State-of-the-art electronics demand high performance, low power consumption, small footprint and high reliability from their semiconductor products. While this imperative is true across many different market segments, it is critical for applications such as the automotive/autonomous driving and data centers. As electronic devices become more intricate and compact, the margin of error increases, necessitating innovative approaches to ensure optimal performance and longevity.
While traditional methods struggle to help deliver on this imperative, proteanTecs offers a comprehensive framework for enhancing product performance and reliability, through the integration deep data analytics. By combining data from specialty chip telemetry agents (monitoring IP) with machine learning (ML) algorithms, their solutions are deployed via cloud and embedded software to provide insights and visibility throughout the system lifecycle. These agents provide parametric design profiling, margin monitoring, power and reliability management, I/O channel health monitoring and in-field predictive monitoring. This groundbreaking solution is the proteanTecs On-Chip Monitoring and Deep Data Analytics System, and the company recently published a whitepaper on this subject matter. This whitepaper is an excellent read for everyone involved in the development of modern day applications that demand high performance and reliability. Following are some excerpts from that whitepaper.
On-Chip Monitoring and Analytics Platform
The success of the proteanTecs platform relies on two fundamental pillars, namely, comprehensive monitoring and data-driven analytics. By integrating these two elements into the chip design process, the company offers a holistic approach to optimization that covers the entire product lifecycle.

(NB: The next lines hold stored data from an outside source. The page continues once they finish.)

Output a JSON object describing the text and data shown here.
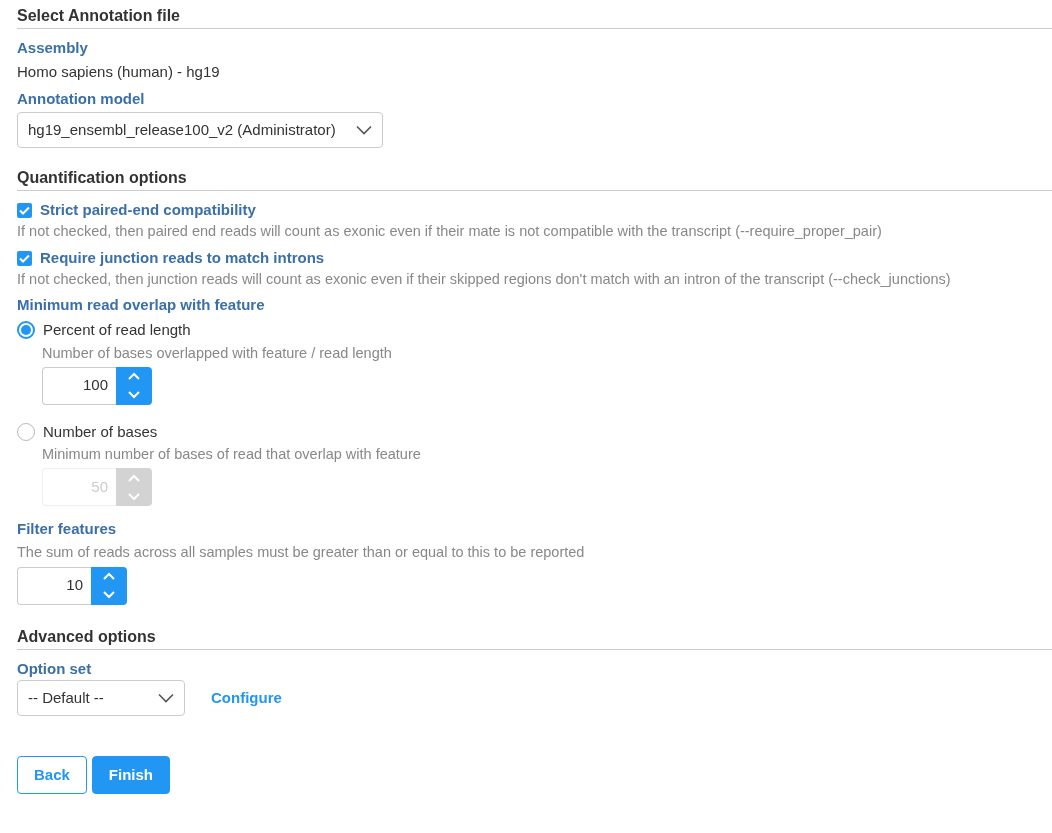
{
  "annotation": {
    "title": "Select Annotation file",
    "assembly_label": "Assembly",
    "assembly_value": "Homo sapiens (human) - hg19",
    "model_label": "Annotation model",
    "model_value": "hg19_ensembl_release100_v2 (Administrator)"
  },
  "quantification": {
    "title": "Quantification options",
    "checkboxes": [
      {
        "label": "Strict paired-end compatibility",
        "description": "If not checked, then paired end reads will count as exonic even if their mate is not compatible with the transcript (--require_proper_pair)",
        "checked": true
      },
      {
        "label": "Require junction reads to match introns",
        "description": "If not checked, then junction reads will count as exonic even if their skipped regions don't match with an intron of the transcript (--check_junctions)",
        "checked": true
      }
    ],
    "overlap": {
      "label": "Minimum read overlap with feature",
      "options": [
        {
          "label": "Percent of read length",
          "description": "Number of bases overlapped with feature / read length",
          "value": "100",
          "selected": true
        },
        {
          "label": "Number of bases",
          "description": "Minimum number of bases of read that overlap with feature",
          "value": "50",
          "selected": false
        }
      ]
    },
    "filter": {
      "label": "Filter features",
      "description": "The sum of reads across all samples must be greater than or equal to this to be reported",
      "value": "10"
    }
  },
  "advanced": {
    "title": "Advanced options",
    "option_set_label": "Option set",
    "option_set_value": "-- Default --",
    "configure_link": "Configure"
  },
  "buttons": [
    {
      "label": "Back",
      "kind": "secondary"
    },
    {
      "label": "Finish",
      "kind": "primary"
    }
  ]
}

Ease of Implementing On-Chip Monitoring
The key is the platform’s ability to meticulously monitor critical chip parameters in real-time. This is achieved through a network of proprietary monitors, called agents, that are strategically placed within the chip architecture. These agents continuously gather data on parameters such as voltage, temperature, timing margins, and interconnect quality, all while the chip is in operation. This dynamic monitoring unveils a wealth of insights, unearthing vital information about a chip’s behavior under various workloads, conditions, and over its operational lifetime.
The hardware IP system from proteanTecs includes an extensive array of monitors for gathering data and a Full Chip Controller (FCC) that serves as the central hub. The FCC interfaces to the various monitors and relays the gathered data to the firmware (FW), edge software (SW) and the cloud platform via standard interfaces like JTAG, APB and I2C.
Ease of Incorporating Data-Driven Analytics
The data collected by the on-chip agents become the foundation for the second pillar of the proteanTecs platform which is deep data analytics. The platform boasts a sophisticated cloud-based analytics infrastructure that ingests, processes, and interprets the data. This complex ecosystem deploys advanced algorithms and machine learning techniques to dissect the intricate relationships between the monitored parameters and the chip’s performance, reliability, and power consumption.
The proteanTecs Software (SW) analytics platform operates in the cloud, acting as an interface to gather data from various sources like wafer probe, Automated Test Equipment (ATE) vendors, and the system during both productization and normal operation. The platform excels in Agent fusion and leverages Agent measurements to offer a comprehensive understanding of both the chip and the system.
Benefits from the proteanTecs Solution
During the New Product Introduction (NPI) phase, the platform’s Process Classification Agent (PCA) and Design Profiling Agent (DPA) collaborate to provide a comprehensive view of process characteristics and design sensitivity. This helps with process tuning, optimal voltage-frequency binning, and power management strategies.
As chips move from development to mass production, proteanTecs’ Timing Margin Agents (MA) come into play. These agents enable the accurate measurement of timing margins during functional operation, offering insights into actual system behavior that generic ring oscillators or critical path replicas cannot replicate. This leads to better understanding and control of the system’s performance, power consumption, and reliability.
Workload Agents (WLA) enable visibility into the application workloads and their impact on the hardware. They serve as a proxy for how much voltage and temperature stress the chip has been exposed to, during normal operation. This is important to determine the remaining useful life of a product and for efficient power and performance management.
The voltage droop sensor (VDS) and local voltage and thermal sensors (LVTS) enable real-time power and temperature management during the operational phase of a chip’s life. This not only maximizes performance but also extends the chip’s longevity by preventing excessive thermal degradation.
The solution’s impact extends into in-field monitoring and lifetime assessment, with embedded on-board software, in-chip monitoring and cloud analytics. By continuously monitoring key parameters, including those susceptible to performance degradation and latent defects, proteanTecs enables early detection of abnormal behavior that may lead to eventual failures. This preemptive capability is invaluable in critical applications, such as data centers and automotive systems, where reliability is paramount.
By integrating proteanTecs on-chip monitoring and deep data analytics solutions into their products, manufacturers can enhance their systems’ longevity, resilience, safety, and performance. The system offers unparalleled insights into chip behavior, performance optimization, and reliability enhancement. The end-to-end health monitoring fosters optimal reliability, performance, power efficiency, and cost-effectiveness across a broad spectrum of applications, ranging from automotive to data centers and beyond.